The Conservative agitators are not alone in questioning the new offences. The Telegraph’s editorial board argues that Britain has “essentially been governed by fiat for the last few months” and calling for the country to “regain its checks and balances”.
“Britons have already been asked to surrender too many civil liberties,” the newspaper says. “At the very least, these sacrifices should be debated by the elected representatives of the people.”
Meanwhile, Opinium polling that puts Labour ahead of the Tories for the first time since Keir Starmer became leader in April “will sow more doubts among Conservative MPs about Johnson and his teams in No. 10 and the cabinet”, says The Guardian.
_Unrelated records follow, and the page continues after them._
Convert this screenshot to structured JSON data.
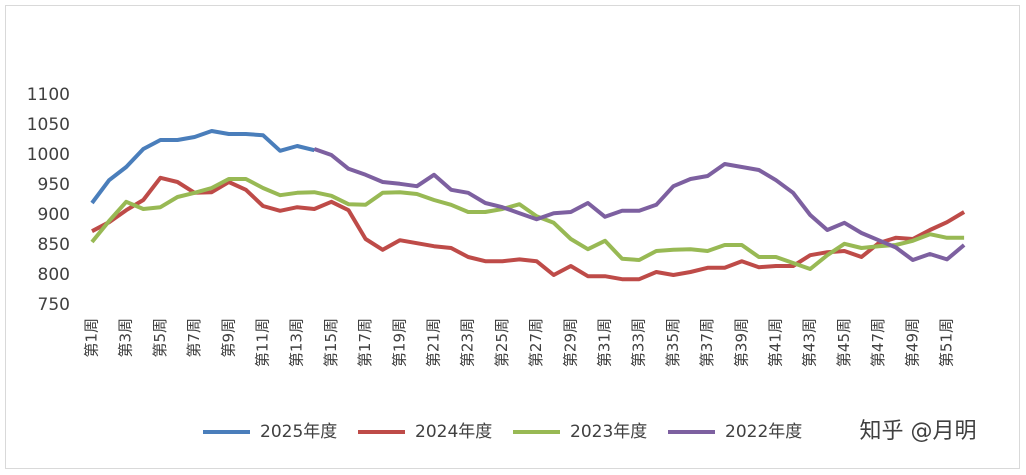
{
  "chart_data": {
    "type": "line",
    "categories": [
      "第1周",
      null,
      "第3周",
      null,
      "第5周",
      null,
      "第7周",
      null,
      "第9周",
      null,
      "第11周",
      null,
      "第13周",
      null,
      "第15周",
      null,
      "第17周",
      null,
      "第19周",
      null,
      "第21周",
      null,
      "第23周",
      null,
      "第25周",
      null,
      "第27周",
      null,
      "第29周",
      null,
      "第31周",
      null,
      "第33周",
      null,
      "第35周",
      null,
      "第37周",
      null,
      "第39周",
      null,
      "第41周",
      null,
      "第43周",
      null,
      "第45周",
      null,
      "第47周",
      null,
      "第49周",
      null,
      "第51周",
      null
    ],
    "series": [
      {
        "name": "2025年度",
        "color": "#4a7ebb",
        "values": [
          920,
          958,
          980,
          1010,
          1025,
          1025,
          1030,
          1040,
          1035,
          1035,
          1033,
          1007,
          1015,
          1008,
          null,
          null,
          null,
          null,
          null,
          null,
          null,
          null,
          null,
          null,
          null,
          null,
          null,
          null,
          null,
          null,
          null,
          null,
          null,
          null,
          null,
          null,
          null,
          null,
          null,
          null,
          null,
          null,
          null,
          null,
          null,
          null,
          null,
          null,
          null,
          null,
          null,
          null
        ]
      },
      {
        "name": "2024年度",
        "color": "#be4b48",
        "values": [
          873,
          888,
          908,
          925,
          962,
          955,
          937,
          938,
          955,
          942,
          915,
          907,
          913,
          910,
          922,
          908,
          860,
          842,
          858,
          853,
          848,
          845,
          830,
          823,
          823,
          826,
          823,
          800,
          815,
          798,
          798,
          793,
          793,
          805,
          800,
          805,
          812,
          812,
          823,
          813,
          815,
          815,
          833,
          838,
          840,
          830,
          853,
          862,
          860,
          875,
          888,
          905
        ]
      },
      {
        "name": "2023年度",
        "color": "#98b954",
        "values": [
          855,
          890,
          922,
          910,
          913,
          930,
          937,
          945,
          960,
          960,
          945,
          933,
          937,
          938,
          932,
          918,
          917,
          937,
          938,
          935,
          925,
          917,
          905,
          905,
          910,
          918,
          898,
          887,
          860,
          843,
          857,
          827,
          825,
          840,
          842,
          843,
          840,
          850,
          850,
          830,
          830,
          820,
          810,
          833,
          852,
          845,
          848,
          850,
          857,
          868,
          862,
          862
        ]
      },
      {
        "name": "2022年度",
        "color": "#7d60a0",
        "values": [
          null,
          null,
          null,
          null,
          null,
          null,
          null,
          null,
          null,
          null,
          null,
          null,
          null,
          1010,
          1000,
          977,
          967,
          955,
          952,
          948,
          967,
          942,
          937,
          920,
          913,
          903,
          893,
          903,
          905,
          920,
          897,
          907,
          907,
          917,
          948,
          960,
          965,
          985,
          980,
          975,
          958,
          937,
          900,
          875,
          887,
          870,
          858,
          846,
          825,
          835,
          826,
          850
        ]
      }
    ],
    "ylim": [
      750,
      1100
    ],
    "yticks": [
      750,
      800,
      850,
      900,
      950,
      1000,
      1050,
      1100
    ],
    "legend": "bottom",
    "watermark": "知乎 @月明"
  }
}
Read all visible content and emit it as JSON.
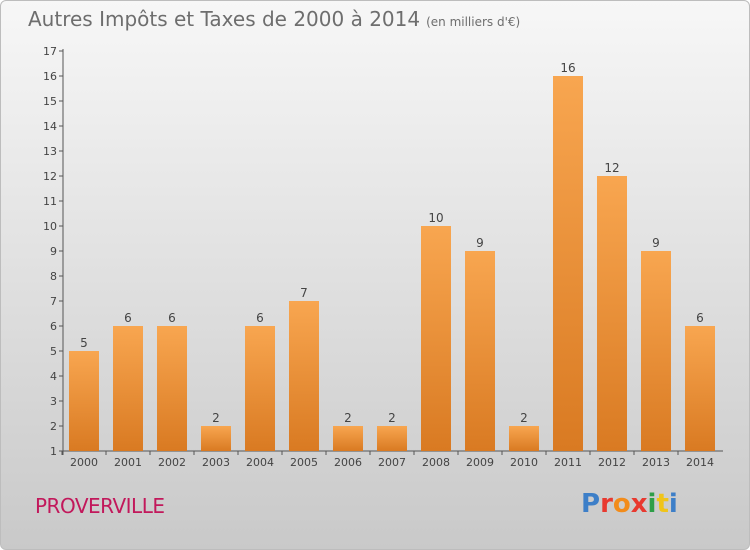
{
  "title": "Autres Impôts et Taxes de 2000 à 2014",
  "subtitle": "(en milliers d'€)",
  "commune": "PROVERVILLE",
  "logo_text": "Proxiti",
  "colors": {
    "bar_top": "#f8a650",
    "bar_bottom": "#d97a22",
    "title": "#6e6e6e",
    "commune": "#c2185b"
  },
  "chart_data": {
    "type": "bar",
    "title": "Autres Impôts et Taxes de 2000 à 2014",
    "subtitle": "(en milliers d'€)",
    "categories": [
      "2000",
      "2001",
      "2002",
      "2003",
      "2004",
      "2005",
      "2006",
      "2007",
      "2008",
      "2009",
      "2010",
      "2011",
      "2012",
      "2013",
      "2014"
    ],
    "values": [
      5,
      6,
      6,
      2,
      6,
      7,
      2,
      2,
      10,
      9,
      2,
      16,
      12,
      9,
      6
    ],
    "ylim": [
      1,
      17
    ],
    "yticks": [
      1,
      2,
      3,
      4,
      5,
      6,
      7,
      8,
      9,
      10,
      11,
      12,
      13,
      14,
      15,
      16,
      17
    ],
    "grid": false,
    "legend": "none"
  }
}
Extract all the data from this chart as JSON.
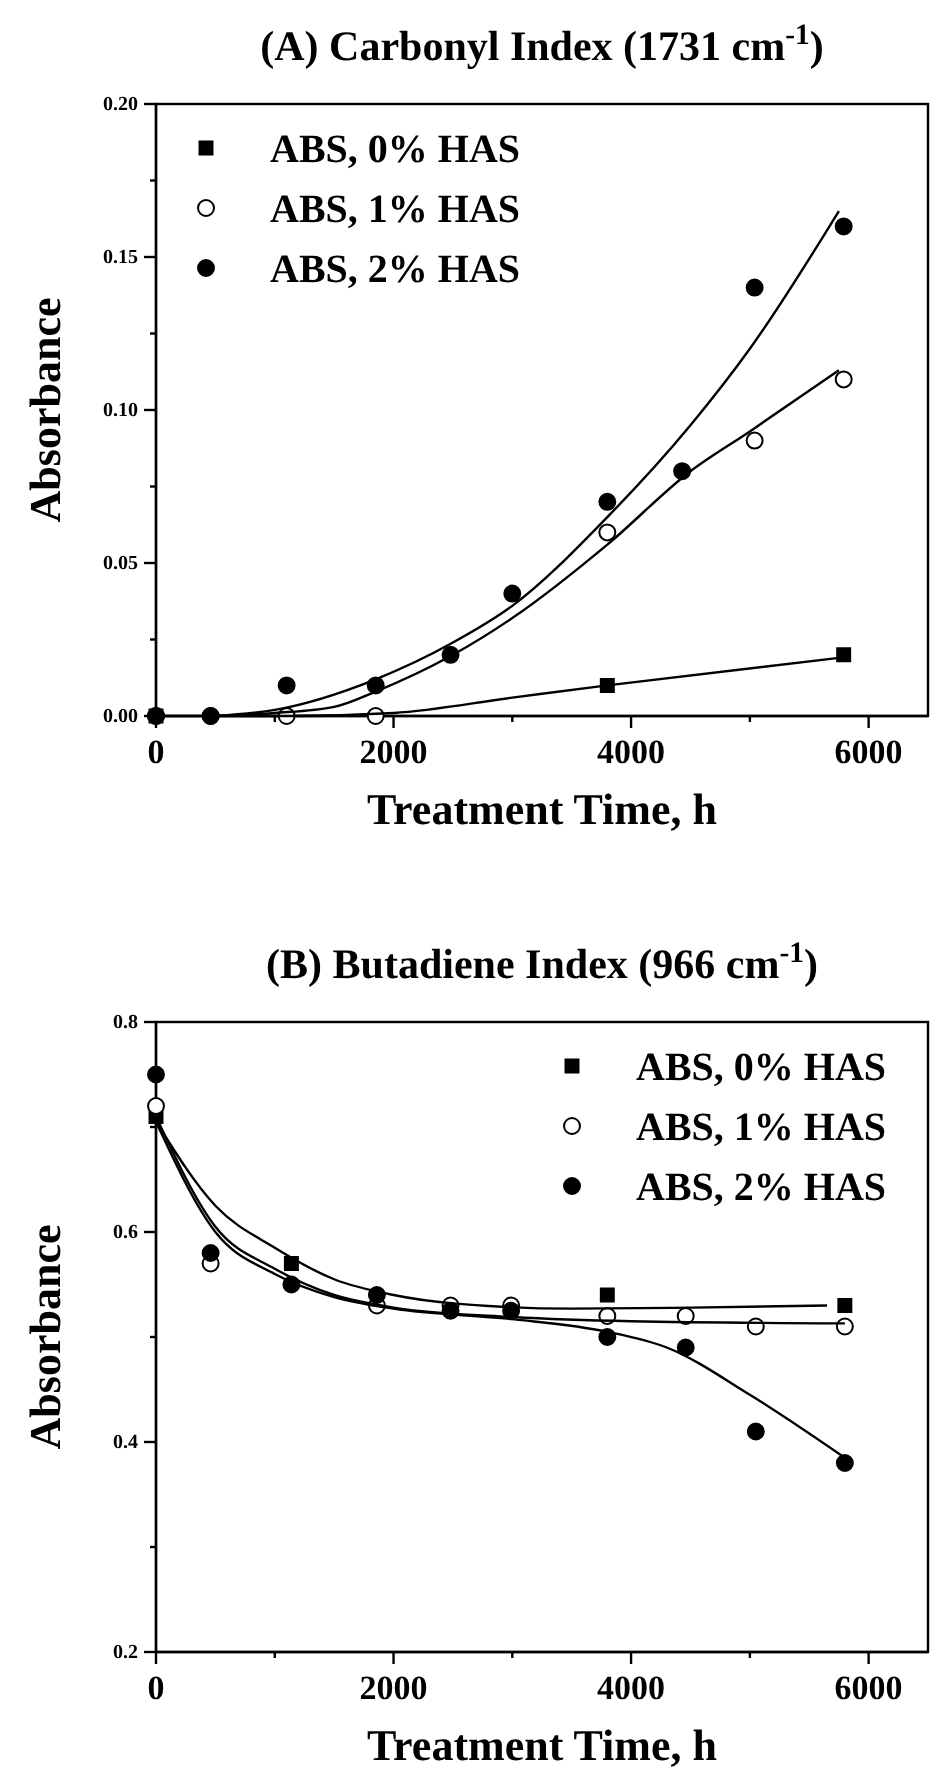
{
  "chart_data": [
    {
      "type": "scatter",
      "title": "(A) Carbonyl Index (1731 cm$^{-1}$)",
      "xlabel": "Treatment Time, h",
      "ylabel": "Absorbance",
      "xlim": [
        0,
        6500
      ],
      "xticks": [
        0,
        {
          "value": 1000,
          "label": null
        },
        2000,
        {
          "value": 3000,
          "label": null
        },
        4000,
        {
          "value": 5000,
          "label": null
        },
        6000
      ],
      "ylim": [
        0,
        0.2
      ],
      "yticks": [
        {
          "value": 0,
          "label": "0.00"
        },
        {
          "value": 0.025,
          "label": null
        },
        0.05,
        {
          "value": 0.075,
          "label": null
        },
        {
          "value": 0.1,
          "label": "0.10"
        },
        {
          "value": 0.125,
          "label": null
        },
        0.15,
        {
          "value": 0.175,
          "label": null
        },
        {
          "value": 0.2,
          "label": "0.20"
        }
      ],
      "legend": "top left",
      "grid": false,
      "series": [
        {
          "name": "ABS, 0% HAS",
          "marker": "square",
          "color": "#000000",
          "x": [
            0,
            3800,
            5790
          ],
          "values": [
            0,
            0.01,
            0.02
          ]
        },
        {
          "name": "ABS, 1% HAS",
          "marker": "circle",
          "color": "#ffffff",
          "x": [
            0,
            460,
            1100,
            1850,
            3800,
            5040,
            5790
          ],
          "values": [
            0,
            0,
            0,
            0,
            0.06,
            0.09,
            0.11
          ]
        },
        {
          "name": "ABS, 2% HAS",
          "marker": "circle",
          "color": "#000000",
          "x": [
            0,
            460,
            1100,
            1850,
            2480,
            3000,
            3800,
            4430,
            5040,
            5790
          ],
          "values": [
            0,
            0,
            0.01,
            0.01,
            0.02,
            0.04,
            0.07,
            0.08,
            0.14,
            0.16
          ]
        },
        {
          "type": "line",
          "marker": "none",
          "color": "#000000",
          "x": [
            0,
            1100,
            2000,
            3000,
            3800,
            5750
          ],
          "values": [
            0,
            0,
            0.001,
            0.006,
            0.01,
            0.019
          ]
        },
        {
          "type": "line",
          "marker": "none",
          "color": "#000000",
          "x": [
            500,
            1000,
            1500,
            1850,
            2500,
            3000,
            3800,
            4500,
            5000,
            5750
          ],
          "values": [
            0,
            0.001,
            0.003,
            0.008,
            0.02,
            0.032,
            0.056,
            0.08,
            0.093,
            0.113
          ]
        },
        {
          "type": "line",
          "marker": "none",
          "color": "#000000",
          "x": [
            500,
            1000,
            1850,
            2500,
            3000,
            3800,
            4500,
            5000,
            5750
          ],
          "values": [
            0,
            0.002,
            0.012,
            0.024,
            0.036,
            0.065,
            0.095,
            0.12,
            0.165
          ]
        }
      ]
    },
    {
      "type": "scatter",
      "title": "(B) Butadiene Index (966 cm$^{-1}$)",
      "xlabel": "Treatment Time, h",
      "ylabel": "Absorbance",
      "xlim": [
        0,
        6500
      ],
      "xticks": [
        0,
        {
          "value": 1000,
          "label": null
        },
        2000,
        {
          "value": 3000,
          "label": null
        },
        4000,
        {
          "value": 5000,
          "label": null
        },
        6000
      ],
      "ylim": [
        0.2,
        0.8
      ],
      "yticks": [
        0.2,
        {
          "value": 0.3,
          "label": null
        },
        0.4,
        {
          "value": 0.5,
          "label": null
        },
        0.6,
        {
          "value": 0.7,
          "label": null
        },
        0.8
      ],
      "legend": "top right",
      "grid": false,
      "series": [
        {
          "name": "ABS, 0% HAS",
          "marker": "square",
          "color": "#000000",
          "x": [
            0,
            1140,
            3800,
            5800
          ],
          "values": [
            0.71,
            0.57,
            0.54,
            0.53
          ]
        },
        {
          "name": "ABS, 1% HAS",
          "marker": "circle",
          "color": "#ffffff",
          "x": [
            0,
            460,
            1860,
            2480,
            2990,
            3800,
            4460,
            5050,
            5800
          ],
          "values": [
            0.72,
            0.57,
            0.53,
            0.53,
            0.53,
            0.52,
            0.52,
            0.51,
            0.51
          ]
        },
        {
          "name": "ABS, 2% HAS",
          "marker": "circle",
          "color": "#000000",
          "x": [
            0,
            460,
            1140,
            1860,
            2480,
            2990,
            3800,
            4460,
            5050,
            5800
          ],
          "values": [
            0.75,
            0.58,
            0.55,
            0.54,
            0.525,
            0.525,
            0.5,
            0.49,
            0.41,
            0.38
          ]
        },
        {
          "type": "line",
          "marker": "none",
          "color": "#000000",
          "x": [
            0,
            500,
            1000,
            1500,
            2000,
            2500,
            3500,
            4500,
            5650
          ],
          "values": [
            0.705,
            0.625,
            0.585,
            0.555,
            0.54,
            0.532,
            0.527,
            0.528,
            0.53
          ]
        },
        {
          "type": "line",
          "marker": "none",
          "color": "#000000",
          "x": [
            0,
            500,
            1000,
            1500,
            2000,
            3000,
            4000,
            5800
          ],
          "values": [
            0.71,
            0.605,
            0.565,
            0.54,
            0.528,
            0.519,
            0.515,
            0.513
          ]
        },
        {
          "type": "line",
          "marker": "none",
          "color": "#000000",
          "x": [
            0,
            500,
            1000,
            1500,
            2000,
            3000,
            3800,
            4300,
            5000,
            5800
          ],
          "values": [
            0.705,
            0.6,
            0.56,
            0.538,
            0.527,
            0.517,
            0.505,
            0.49,
            0.445,
            0.385
          ]
        }
      ]
    }
  ]
}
Labour, the Scottish National Party and the Liberal Democrats have all suggested they will back Brady’s amendment to “rein in Johnson and No. 10”, the paper continues.
If all of the opposition parties support Brady, he would need just 43 Tories to defeat the government.
The new 1984: the case for restrictions
Although claims that Johnson is ruling by diktat are fuelling discontent, much of the anger is over “how coronavirus rules are agreed and imposed”, says The Guardian - not whether they should be imposed at all.
While MPs such as Baker have argued for a reduction in the number of coronavirus restrictions, others including London Mayor Sadiq Khan have argued the government is not going far enough. And coronavirus case numbers are rising.
Although the number of new cases fell for the second day in a row on Sunday, the tally still marked “a significant increase on last weekend’s figures”, Sky News reports. A total of 5,693 people tested positive for Covid-19 on 27 September, up from 3,899 a week earlier.
On 18 September, Khan said that he was “extremely concerned” by the latest evidence he had seen and was of the “firm view” that action should be taken to control the virus. He added that it looked “increasingly likely that, in London, additional measures will soon be required to slow the spread of the virus”.
Johnson has so far resisted calls for a so-called “circuit breaker” lockdown in either the capital or nationwide, but plans for a social lockdown are understood to have been presented to the cabinet’s Covid-19 Strategy Committee.
And further restrictions have this week been announced for the Northeast, with the similar measure expected to follow for the Northwest.